An einer Schule fallen vielfältige Aufgaben im Bereich der IT an, die Verteilung der Verantwortung basiert allerdings auf einer Verwaltungsvorschrift von 1998 und fährt die IT-Administratoren an die Wand.

In diesem Artikel versuche ich einige der Aufgaben, die im Bereich IT an einer Schule anfallen, zu benennen. Darüber hinaus versuche ich zu beschreiben, wo die Verantwortung für diese Aufgaben derzeit in Baden-Württemberg verortet ist und benenne exemplarisch einige Probleme.

Die Aufzählung erhebt selbstverständlich keinerlei Anspruch auf Vollständigkeit oder 100%ige Korrektheit und Allgemeingültigkeit, sondern soll vielmehr als Diskussionsgrundlage für eine Reorganisation der Strukturen und Aufgaben dienen.
Hier werden exemplarisch einige mögliche Änderungen genannt. Weitergehende Vorschläge werde ich in einem weiteren, zukünftigen Beitrag thematisieren.

Ich freue mich auf Mitdenker:innen und eine rege Diskussion – entweder persönlich, in der Kommentarfunktion oder auf Twitter!

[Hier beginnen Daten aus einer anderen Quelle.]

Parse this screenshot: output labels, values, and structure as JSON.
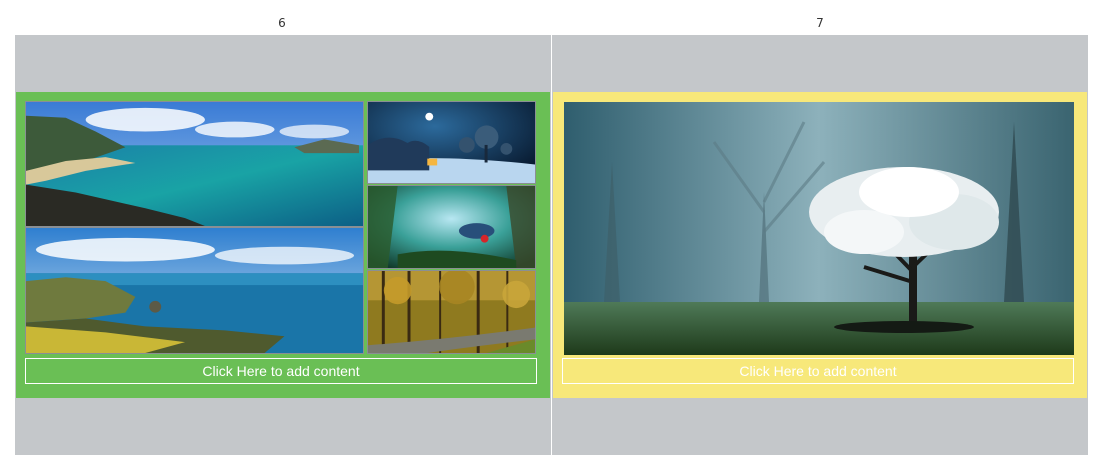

Entwicklungsplanung: Die eingesetzte Technik muss zur Schule und den methodischen und didaktischen Zielen, aber auch zu den örtlichen Gegebenheiten passen. Daraus ergibt sich, dass hier zwangsläufig die Schulgremien sowie der Schulträger beteiligt wird. Jedoch sollten die formalen Anforderungen an die Medienentwicklungsplanung – welche vom Kultusministerium gestellt werden, und bei welchen Landesmedienzentrum und Kreismedienzentren beteiligt sind – deutlich verringert werden. Es macht keinen Sinn, dass man begründen muss, warum man einen leistungsfähigen Internetanschluss, WLAN oder auch Beamer bzw. Displays benötigt. Dies sollte zur selbstverständlichen Grundausstattung gehören, wie auch keine Schule begründen muss, warum sie eine Tafel und Kreide anschafft. Zudem muss der formale Teil der Planung so praktikabel wie möglich sein. In Baden-Württemberg wurde z.B. aufwändig ein Onlinetool entwickelt, der Großteil der mir bekannten Schulen hat den Medienentwicklungsplan jedoch „an diesem Tool vorbei“ geschrieben, da das Tool und das damit verbundene Verfahren zu aufwändig und zu bürokratisch war (Beispiel von German over-engineering?).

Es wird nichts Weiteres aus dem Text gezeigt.